Quem disse que palavrão não é cultura? Se em tempos passados o termo feio era reservado apenas a poucas tribos,
hoje é prática corriqueira até no Congresso Nacional. Em meados dos anos 70, o escritor Mário Souto Maior (1920-2001) percebeu o valor dessa cultura e sistematizou esse rico vocabulário no Dicionário do palavrão e termos afins. Lançado em 1979, o livro agora está de volta nas prateleiras das principais livrarias do Brasil.
Em pouco mais de 200 páginas desta obra, que segundo Gilberto Freire , autor do prefácio, é “pioneira e lúcida”, estão contemplados os significados de palavrões escrachados, assim como aqueles mais sutis, ou em desuso, como “papar na caixa” e “viver sem regras”, antigas expressões para a prática dos pederastas. De acordo com Jan Souto Maior, filho de Mário, dos livros de seu pai, este foi o livro que teve mais repercussão. Jan afirma que o dicionário surgiu de uma conversa que Mário teve com Gilberto Freyre, que na época deu o que falar.
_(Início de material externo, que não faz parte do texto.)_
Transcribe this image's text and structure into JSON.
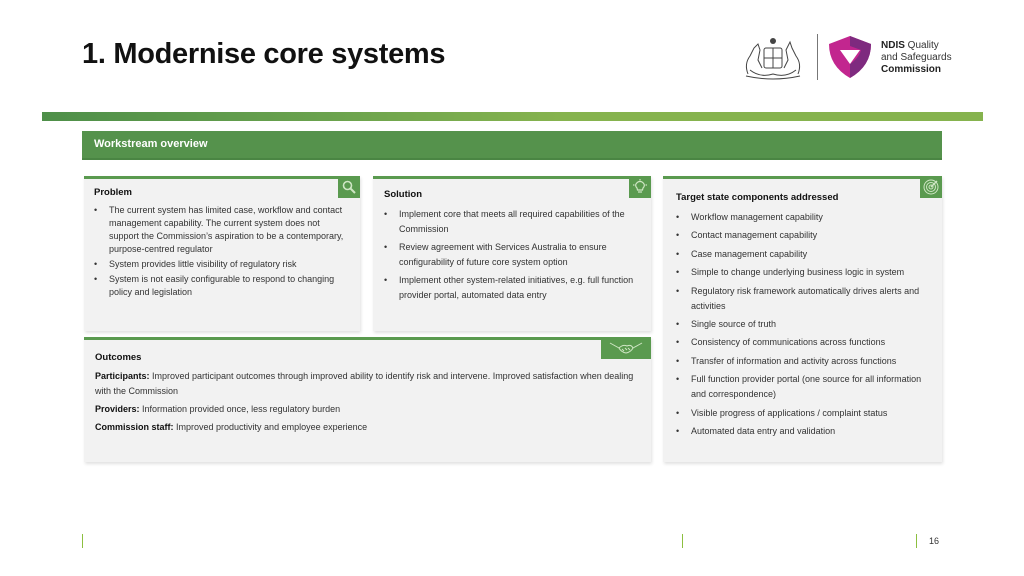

Dicionário do palavrão e termos afins teve oito edições, a primeira pela editora Guararapes e as demais, pela Record e agora pela Editora Leitura. Outros títulos bastante lidos do autor são: Remédios populares do Nordeste, Comes e bebes do Nordeste e Nomes próprios ou comuns, todos fora de catálogo. Entre títulos póstumos estão O grande livro das adivinhações e Dicionário folclórico para estudantes.